BOISE — In this week's Life in Balance, we're looking at efforts to balance youth sports.
Studies have shown by the age of 14, girls drop out of sports at two times the rate of boys. Girls who stay in the game have more self-confidence, self-esteem, better grades, engage in less risky behavior, and increase their leadership capabilities later in life.
Boise State soccer standout Raimee Sherle says she fell in love with soccer the minute she began to play.
"I love the competition, how we make each other better, how we challenge each other," Sherle said. "It's my favorite."
She began the sport at just five years old, joining at team coached by her aunt.
Sherle is now one of the best female players in the nation. The junior forward leads the entire NCAA in goals, scoring 19 so far this season. She also scored an impressive three goals in just over three minutes last month against UNLV, a hat trick that put her in the ranks of Olympic Gold Medalist and World Cup winner Abby Wambach.
"I would not score the goals without my team," Sherle said. "I stand in the center of the field, closest to the goal. It's my job to score the goals. But they pass me beautiful balls and they feed me perfect balls that allow me to do that."
Quitting the game never crossed her mind.
"I loved it from the beginning," she explained. "I loved running around, I loved the concepts of soccer. From the first play I would say yea, I've loved it."
However, that's not the case for most girls. A recent study found 46 percent of girls surveyed said they quit because they didn't see a future for themselves in the sport.

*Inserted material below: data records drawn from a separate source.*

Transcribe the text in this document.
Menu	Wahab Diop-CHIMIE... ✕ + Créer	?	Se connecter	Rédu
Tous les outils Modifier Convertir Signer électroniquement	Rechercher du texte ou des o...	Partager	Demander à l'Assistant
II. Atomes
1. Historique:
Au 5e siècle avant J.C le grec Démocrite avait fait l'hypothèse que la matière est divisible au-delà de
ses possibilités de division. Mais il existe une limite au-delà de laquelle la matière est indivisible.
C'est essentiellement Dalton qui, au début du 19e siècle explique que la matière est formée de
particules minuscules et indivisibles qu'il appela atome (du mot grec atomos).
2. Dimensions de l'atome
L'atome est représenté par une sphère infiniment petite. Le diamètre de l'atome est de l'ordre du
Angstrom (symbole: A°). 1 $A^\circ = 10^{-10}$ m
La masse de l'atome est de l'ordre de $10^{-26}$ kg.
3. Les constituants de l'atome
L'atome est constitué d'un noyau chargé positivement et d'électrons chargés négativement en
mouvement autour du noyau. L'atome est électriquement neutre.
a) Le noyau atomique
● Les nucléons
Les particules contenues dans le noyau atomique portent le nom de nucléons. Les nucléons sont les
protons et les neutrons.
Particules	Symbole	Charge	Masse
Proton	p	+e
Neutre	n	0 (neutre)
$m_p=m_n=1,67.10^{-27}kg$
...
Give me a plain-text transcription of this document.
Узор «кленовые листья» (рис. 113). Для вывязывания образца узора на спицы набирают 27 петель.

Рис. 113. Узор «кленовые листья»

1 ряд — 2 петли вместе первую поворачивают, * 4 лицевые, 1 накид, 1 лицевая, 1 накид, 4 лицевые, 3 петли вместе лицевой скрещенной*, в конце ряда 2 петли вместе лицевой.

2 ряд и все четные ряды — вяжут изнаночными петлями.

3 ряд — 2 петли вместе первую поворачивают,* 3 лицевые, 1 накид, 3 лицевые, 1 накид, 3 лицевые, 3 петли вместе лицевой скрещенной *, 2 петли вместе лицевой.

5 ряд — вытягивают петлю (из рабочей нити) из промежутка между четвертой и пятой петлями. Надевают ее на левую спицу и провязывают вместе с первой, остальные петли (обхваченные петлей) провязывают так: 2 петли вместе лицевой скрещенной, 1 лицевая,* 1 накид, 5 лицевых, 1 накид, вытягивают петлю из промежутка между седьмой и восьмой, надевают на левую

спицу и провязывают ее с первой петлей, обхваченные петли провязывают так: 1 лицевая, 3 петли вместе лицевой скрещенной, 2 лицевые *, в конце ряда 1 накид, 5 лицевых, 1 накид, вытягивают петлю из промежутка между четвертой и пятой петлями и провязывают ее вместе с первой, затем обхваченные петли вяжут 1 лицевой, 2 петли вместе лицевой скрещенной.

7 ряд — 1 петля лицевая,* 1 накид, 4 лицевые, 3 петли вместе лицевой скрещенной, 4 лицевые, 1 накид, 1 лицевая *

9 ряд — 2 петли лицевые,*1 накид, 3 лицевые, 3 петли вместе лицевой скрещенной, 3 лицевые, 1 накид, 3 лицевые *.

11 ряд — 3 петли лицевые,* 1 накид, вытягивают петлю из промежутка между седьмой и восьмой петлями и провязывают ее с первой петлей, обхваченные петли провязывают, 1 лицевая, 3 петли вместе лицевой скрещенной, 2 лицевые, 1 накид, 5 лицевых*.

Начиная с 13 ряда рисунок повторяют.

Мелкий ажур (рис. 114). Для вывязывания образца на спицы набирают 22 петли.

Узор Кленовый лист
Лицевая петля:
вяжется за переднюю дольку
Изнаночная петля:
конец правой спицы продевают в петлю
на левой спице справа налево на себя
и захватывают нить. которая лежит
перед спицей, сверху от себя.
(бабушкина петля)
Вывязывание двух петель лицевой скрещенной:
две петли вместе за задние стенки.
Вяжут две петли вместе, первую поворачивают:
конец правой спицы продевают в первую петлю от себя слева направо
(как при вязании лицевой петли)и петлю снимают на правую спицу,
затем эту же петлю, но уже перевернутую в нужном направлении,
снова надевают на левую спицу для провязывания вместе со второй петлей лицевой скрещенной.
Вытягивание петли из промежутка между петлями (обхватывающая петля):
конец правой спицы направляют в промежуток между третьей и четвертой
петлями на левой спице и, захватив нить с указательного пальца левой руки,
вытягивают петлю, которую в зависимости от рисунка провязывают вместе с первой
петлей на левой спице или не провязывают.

"We see that drop off around 10, 12, 14 years old, and a lot of times what we see is that we don't really have the resources for them," said Dr. Eric Martin, an assistant professor in Boise State's Kinesiology department.
Among his topics of research is youth sport development.
"Female athletes are especially at risk because they're not introduced, as a whole, to sport as early as males are," Martin said.
Title 9 laws require federally-funded schools to provide girls equal opportunities to play sports. But most estimates are that 80 to 90 percent of schools across the country are not in compliance and not treating girls' teams equally in terms of benefits and resources.
"The message that a lot of society is sending is sports are for boys and girls, but really boys is where it's at," Martin said.
Research has found the drop off rate for girls around 10 to 14 years old is right around the age when sports become ultra competitive, forcing girls to make a choice they shouldn't have to.
Sherle remembers it well.
"At that age is when you kind of have to decide, am I in this for the long haul or is this just a fun hobby that I want to play because it makes me happy," she said.
Martin's research shows the key to keeping girls in the game is to bring back the fun, which is true for boys too.
"The number one reason [kids are dropping out of sports] by far - and it's 8 year olds to 18 year olds - is sports are no longer fun," he said.
Too often adults believe youth athletes have the same goals as their parents when it comes to sports. But that may not always be true.
"They've done some really interesting studies where they've asked kids at the end of practices or the end of games, 'Who won?' And they say, 'I don't know.' But if you asked that parent sitting in the front row they go, 'Oh, it was 24-23, the game came down to last shot,'" Martin said.
For Sherle, fun wasn't just the winning.
"Every time I think back to Rocky [Mountain High School in Meridian] Soccer, I just think of the fun memories that I had with the girls," she said. "It was fun to be in an environment where you played with older girls and younger girls who all grew up in Idaho soccer."
Finding the fun-factor in each sport for each athlete is key, according to Martin.
"And so we really need to understand what is fun to youth athletes and then really highlight those things," Martin said. "Give them the opportunity to play in individual and team sports that aren't so competitive."
Sherle credits her parents and coaches for helping her stay in the game.
"Find something you truly love, that you know will make you happy for a long time," she said. "I don't think it's good to put the stress on yourself, to force yourself into something that will make you unhappy in the end."